ARTICLE VII – EXECUTIVE COMMITTEE
SECTION 1. EXECUTIVE COMMITTEE: The Executive Committee shall consist of seven officers and at least two At-Large Executive Committee Members. Elected Officers shall consist of two Co-Chairs, Secretary, Public Relations Coordinator, Treasurer, and Assistant Treasurer.
SECTION 2. ELECTION OF THE EXECUTIVE COMMITTEE: Election of the Executive Committee shall take place at the annual meeting (ARTICLE VI). At this meeting, the membership shall elect a new Executive Committee by secret or open ballot.
SECTION 3. TERM OF SERVICE: Executive Committee members shall serve a term of one year. Members of the Executive Committee may be reelected.
SECTION 4. RESPONSIBILITIES AND DUTIES: The Executive Committee shall be responsible of the day-to-day business of Duluth Superior GLBTAQI2S Pride, Inc. and its activities, and will administer accordingly.
SECTION 5. REMOVAL FROM OFFICE: Officers and At-Large Members of the Executive Committee may be removed from office by the affirmative vote of two thirds of the voting members present at a meeting of the General Committee.
SECTION 6. OFFICER JOB DESCRIPTIONS:
A. Co-Chairpersons
1. Shall serve as Chief Executive Officers of Duluth Superior GLBTAQI2S Pride, Inc.
2. One or both shall preside at all general meetings and facilitate said meetings in an orderly fashion.
3. Shall enforce the rules and policies set forth by the General Committee and in the Corporate Bylaws.
4. Shall ensure fair discussion and consideration at meetings.
5. Shall serve the community to ensure the organization's good reputation.
6. Shall appoint (with the advice of the General Committee) chairperson of subcommittees as necessary.
7. Shall assist committee chairs to ensure that they have all of the resources to carry out their duties.
8. Shall perform all duties incident to the office and other such duties as may be prescribed from time to time.
B. Secretary
1. Shall keep minutes of all general meetings.
2. Shall provide sufficient copies of the minutes of the previous general meeting at or prior to each proceeding general meeting.
3. Shall keep and maintain attendance records of all general pride committee meetings.
4. Shall serve the community to ensure the organization's good reputation.
5. Shall perform all duties incident to the office and other such duties as may be prescribed from time to time.
C. Public Relations Coordinator
1. Shall represent the public face of the organization through email correspondence, social media interaction, print publication, and other mass media.
2. Shall maintain and update the media communications from the organization to the outside population
3. Shall serve the community to ensure the organization’s good reputation.
4. Shall perform all duties incident to the office and other such duties as prescribed from time to time.
D. Treasurer
1. Shall have charge, custody of, and be responsible for all funds of the corporation.
2. Shall receive and give receipts for the funds due and payable to the corporation.

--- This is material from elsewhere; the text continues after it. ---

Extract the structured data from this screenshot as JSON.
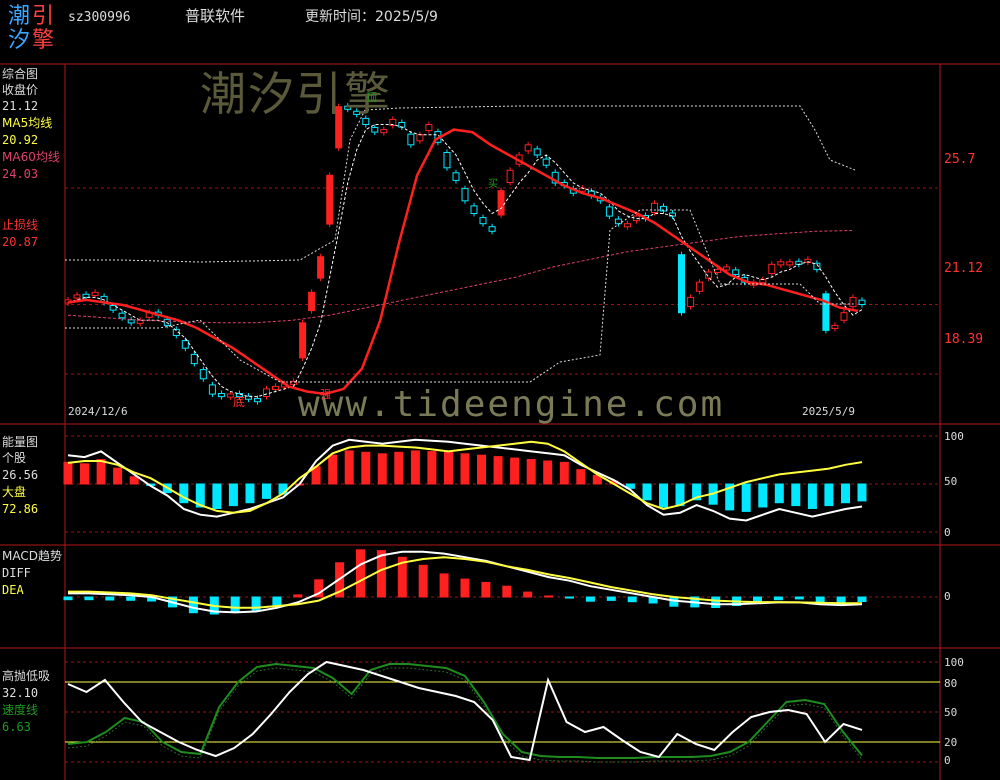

3. Shall deposit all such funds in the name of the corporation.
4. Shall oversee budget.
5. Report and give copies of all monetary transactions to the Executive Committee.
6. Shall report financial status to the General Committee on a quarterly basis.
7. Shall serve the community to ensure the organization’s good reputation.
8. Shall perform all duties incident to the office and other such duties as may be prescribed from time to time.
9. Shall be the custodian of corporate records and the corporate seal.
E. Assistant Treasurer
1. Assist the treasurer
2. Aid in budget detailing
3. Verify all accounting and transactions with bank accounts
4. Shall serve the community to ensure the organization’s good reputation
5. Shall perform all duties incident to the office and other such duties as may be prescribed from time to time.
SECTION 7. VACANCIES
A. Any vacancy of an elected officer shall be filled by a general election (Officers as outlined in ARTICLE VII, Section 6)
B. An election to fill the vacancy will be held at the first membership meeting following the notification of the vacancy to the General Committee
C. Vacancies of At-Large Members will be filled at the discretion of the General Committee
ARTICLE VIII – MEETINGS
SECTION 1. REGULAR MEETINGS: Regular meetings shall be held at such times and places as the determined by the General Committee. The General Committee must meet at least once per calendar quarter. Executive Committee Officers retain the right to call and hold Executive Committee meetings as deemed necessary.
SECTION 2. ORGANIZATION: At least one co-chairperson shall preside over regular meetings of the Executive Committee and the General Committee. In the event both co-chairpersons are absent, they may designate a member of the Executive Committee to preside at the meeting.
SECTION 3. RULES FOR DISCUSSION: The General Committee shall be responsible to formulate rules of discussion and debate for its meetings.
ARTICLE IX – DISSOLUTION
In the event that the dissolution of Duluth Superior GLBTAQI2S Pride, Inc. becomes necessary, any remaining assets shall be donated to one or more diverse sexual and gender identities tax-exempt organizations as determined by the general committee.
ARTICLE X – MAILING LIST
The sale, gift, or availability of the membership mailing list to any party is prohibited. It shall be used solely for the exclusive benefit of Duluth Superior GLBTAQI2S Pride, Inc.
ARTICLE XI – ORGANIZATION FUNDS
SECTION 1. LENDING: The lending of organizational funds to any member, director, or officer is prohibited.
SECTION 2. PURPOSE OF FUNDRAISING PROCEEDS: Any funds generated by fundraising efforts must be applied to the purpose for which the promotional materials name.
SECTION 3. BORROWING: An affirmative vote of two thirds of the voting members present at a meeting of the General Committee is required to borrow funds.
ARTICLE XII – AMENDING BYLAWS
These bylaws may be amended by the affirmative vote of two thirds of the voting members present at a meeting of the General Committee, provided that the proposed amendment has been read at the preceding General Committee meeting.